BBC Sport Online columnist Neil McKenzie talks about rugby, barbecues and dancing on the
tables after his team make it to the final of the triangular series.

The SA team in South Africa has achieved objective number one in the one-day triangular
series here.

This was making the one-day final to be played in Durban on Friday afternoon and evening.

Our match against Kenya at Newlands was a good display by most of the guys and I was very pleased with my own personal performance.

It is interesting to note that our opposition for the final is not cut-and-dried as everyone had
thought it would be.

Kenya's victory over India last Wednesday evening in Port Elizabeth has thrown the cat among the pigeons and Wednesday's game has become a semi-final for both teams.

It would be very surprising if Kenya were to beat India again as the form books among most
cricket observers is that India should go through quite comfortably.

As for our team, we're just happy to be in the final and we don't mind who we play against.

We'll just go out there and do our best, play to our own high expectation levels and hopefully
come off the winners.

Over the weekend in Cape Town was great off the field.

PR skills

We arrived on Saturday morning from East London where we beat the Indian team in our last
group match with them.

A bit of the provincial patriotism and friendly banter took place on the plane-ride down as the
FreeStaterstook on Jacques Kallis, Herschelle Gibbs and Gary Kirsten's Western Province in the semi-final of rugby's Bankfin Currie Cup.

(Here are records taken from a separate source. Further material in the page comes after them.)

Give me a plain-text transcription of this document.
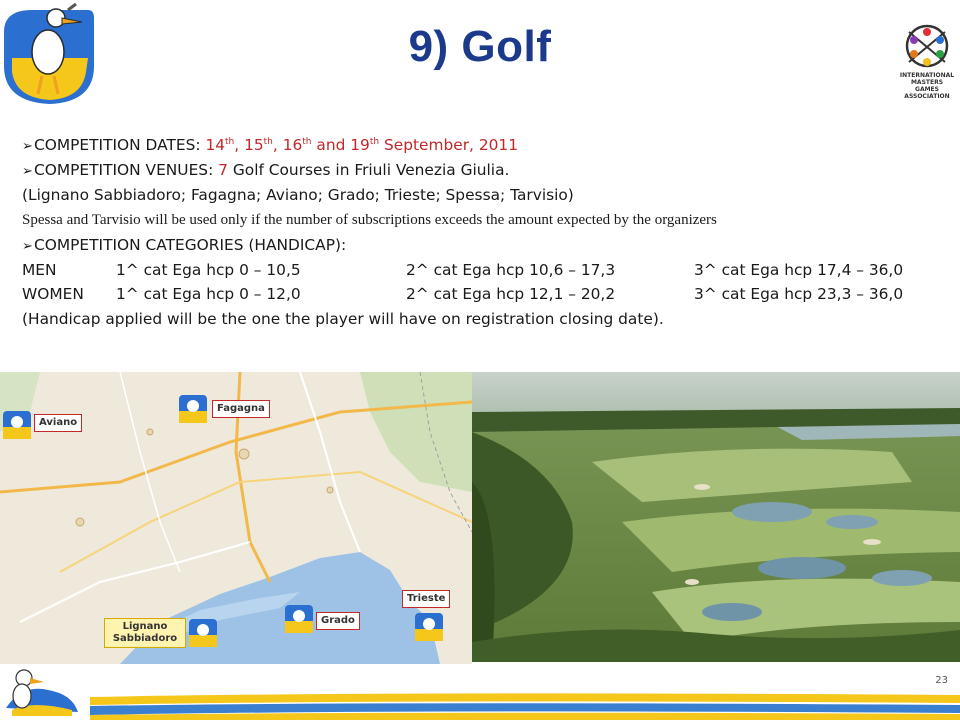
9) Golf
INTERNATIONAL
MASTERS
GAMES
ASSOCIATION
➢COMPETITION DATES: 14th, 15th, 16th and 19th September, 2011
➢COMPETITION VENUES: 7 Golf Courses in Friuli Venezia Giulia.
(Lignano Sabbiadoro; Fagagna; Aviano; Grado; Trieste; Spessa; Tarvisio)
Spessa and Tarvisio will be used only if the number of subscriptions exceeds the amount expected by the organizers
➢COMPETITION CATEGORIES (HANDICAP):
MEN	1^ cat Ega hcp 0 – 10,5	2^ cat Ega hcp 10,6 – 17,3	3^ cat Ega hcp 17,4 – 36,0
WOMEN 1^ cat Ega hcp 0 – 12,0	2^ cat Ega hcp 12,1 – 20,2	3^ cat Ega hcp 23,3 – 36,0
(Handicap applied will be the one the player will have on registration closing date).
Aviano
Fagagna
Trieste
Grado
Lignano
Sabbiadoro
23
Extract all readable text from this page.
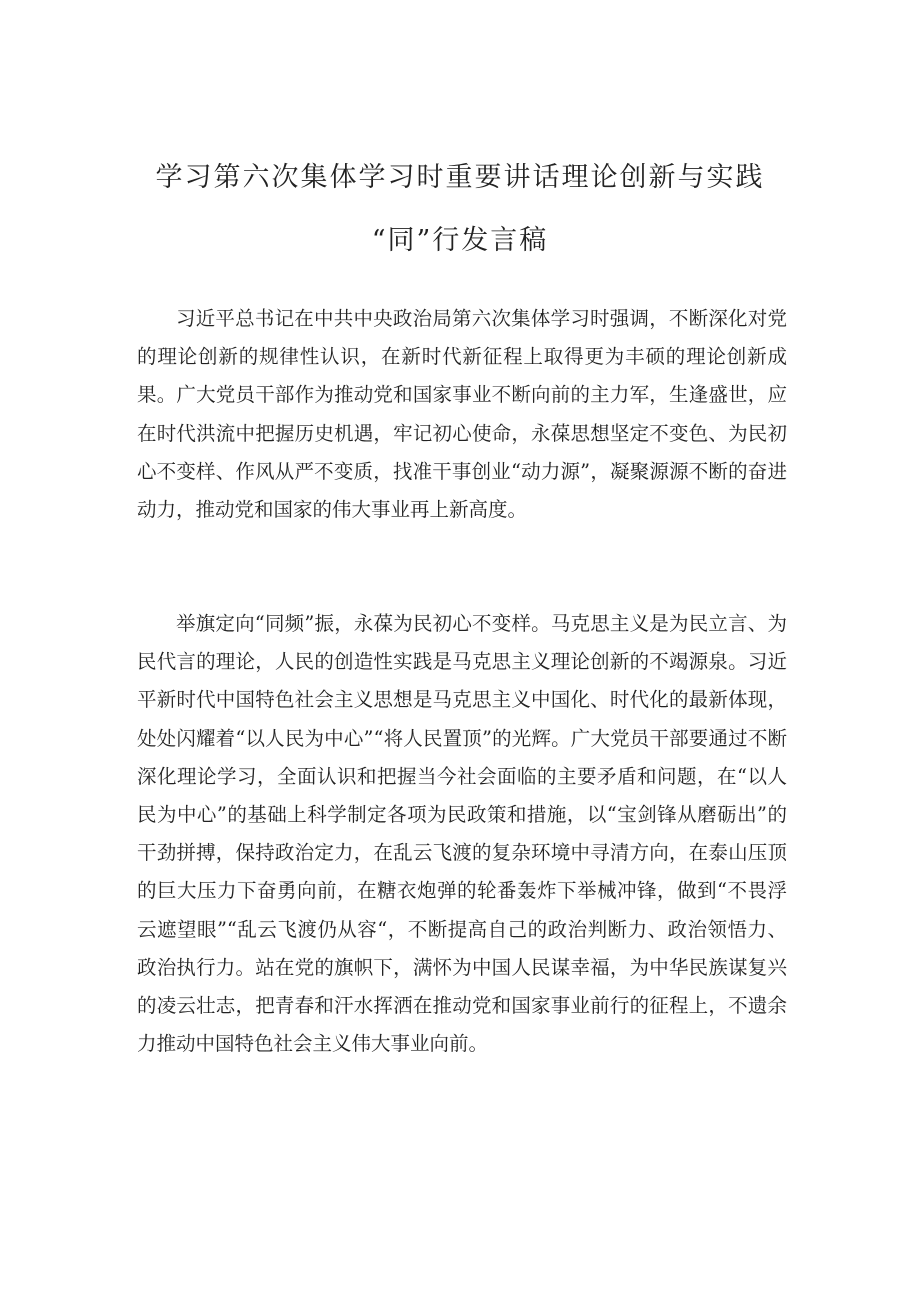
学习第六次集体学习时重要讲话理论创新与实践
“同”行发言稿

习近平总书记在中共中央政治局第六次集体学习时强调，不断深化对党的理论创新的规律性认识，在新时代新征程上取得更为丰硕的理论创新成果。广大党员干部作为推动党和国家事业不断向前的主力军，生逢盛世，应在时代洪流中把握历史机遇，牢记初心使命，永葆思想坚定不变色、为民初心不变样、作风从严不变质，找准干事创业“动力源”，凝聚源源不断的奋进动力，推动党和国家的伟大事业再上新高度。

举旗定向“同频”振，永葆为民初心不变样。马克思主义是为民立言、为民代言的理论，人民的创造性实践是马克思主义理论创新的不竭源泉。习近平新时代中国特色社会主义思想是马克思主义中国化、时代化的最新体现，处处闪耀着“以人民为中心”“将人民置顶”的光辉。广大党员干部要通过不断深化理论学习，全面认识和把握当今社会面临的主要矛盾和问题，在“以人民为中心”的基础上科学制定各项为民政策和措施，以“宝剑锋从磨砺出”的干劲拼搏，保持政治定力，在乱云飞渡的复杂环境中寻清方向，在泰山压顶的巨大压力下奋勇向前，在糖衣炮弹的轮番轰炸下举械冲锋，做到“不畏浮云遮望眼”“乱云飞渡仍从容“，不断提高自己的政治判断力、政治领悟力、政治执行力。站在党的旗帜下，满怀为中国人民谋幸福，为中华民族谋复兴的凌云壮志，把青春和汗水挥洒在推动党和国家事业前行的征程上，不遗余力推动中国特色社会主义伟大事业向前。
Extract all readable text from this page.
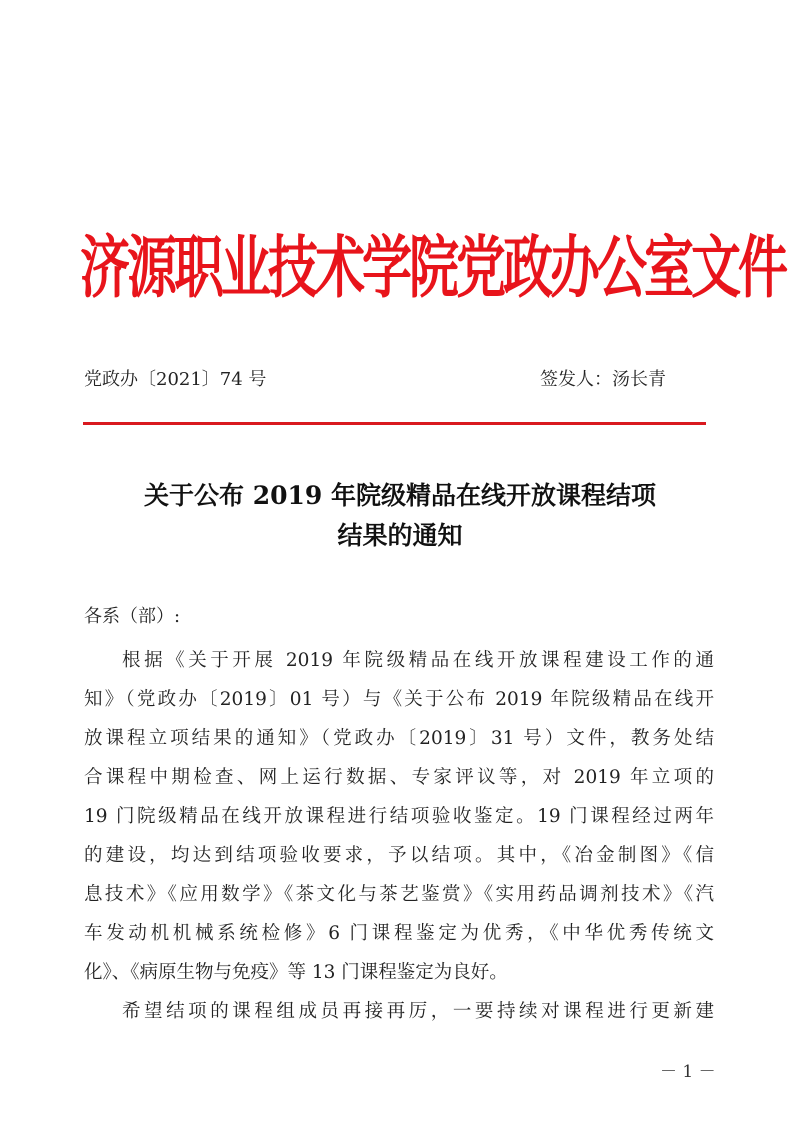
济源职业技术学院党政办公室文件
党政办〔2021〕74 号	签发人：汤长青
关于公布 2019 年院级精品在线开放课程结项
结果的通知
各系（部）:
根据《关于开展 2019 年院级精品在线开放课程建设工作的通
知》（党政办〔2019〕01 号）与《关于公布 2019 年院级精品在线开
放课程立项结果的通知》（党政办〔2019〕31 号）文件，教务处结
合课程中期检查、网上运行数据、专家评议等，对 2019 年立项的
19 门院级精品在线开放课程进行结项验收鉴定。19 门课程经过两年
的建设，均达到结项验收要求，予以结项。其中，《冶金制图》《信
息技术》《应用数学》《茶文化与茶艺鉴赏》《实用药品调剂技术》《汽
车发动机机械系统检修》6 门课程鉴定为优秀，《中华优秀传统文
化》、《病原生物与免疫》等 13 门课程鉴定为良好。
希望结项的课程组成员再接再厉，一要持续对课程进行更新建
－ 1 －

We were lucky enough to go the game, tickets courtesy of Jacques' great PR skills with the
WP rugby guys.

We all sat in the press seats but unfortunately we had no pen and paper in hand and thus we could not display our "critic" skills by being on the other side of the laptop for a change.

Be that as it may, the Province rugby boys came out of top, and this is bound to fuel further
conflict and create a huge divide in our camp for Saturday's Currie Cup final against
Pollock/Klusener/Ford/Rhodes' Natal side and WP's fleet-footed and blow-waved beach-heads.

As for my side, the Lions were taken out in the Shark Tank by the Natal Sharks
in the early match so my allegiances for Saturday's game will be clearly resting
with the referee; I hope he has a good game!

Today the guys have taken it quite easy, some having already headed off to Durban
while the others decided to remain in the shadow of the famous Table Mountain and catch up
on shopping, beaching and sleep.

In closing, I met up with some of my old school mates on Saturday evening after the rugger
and had a good old SA braai (barbeque) before we headed off to one of the city's well-known
watering holes where the patrons end up dancing on the bar counter.

Hopefully we'll be dancing some more on the bar-counters in Durban after Friday's encounter
on the cricket field.

For the time being, this is Neil McKenzie from SA for BBC Sport Online.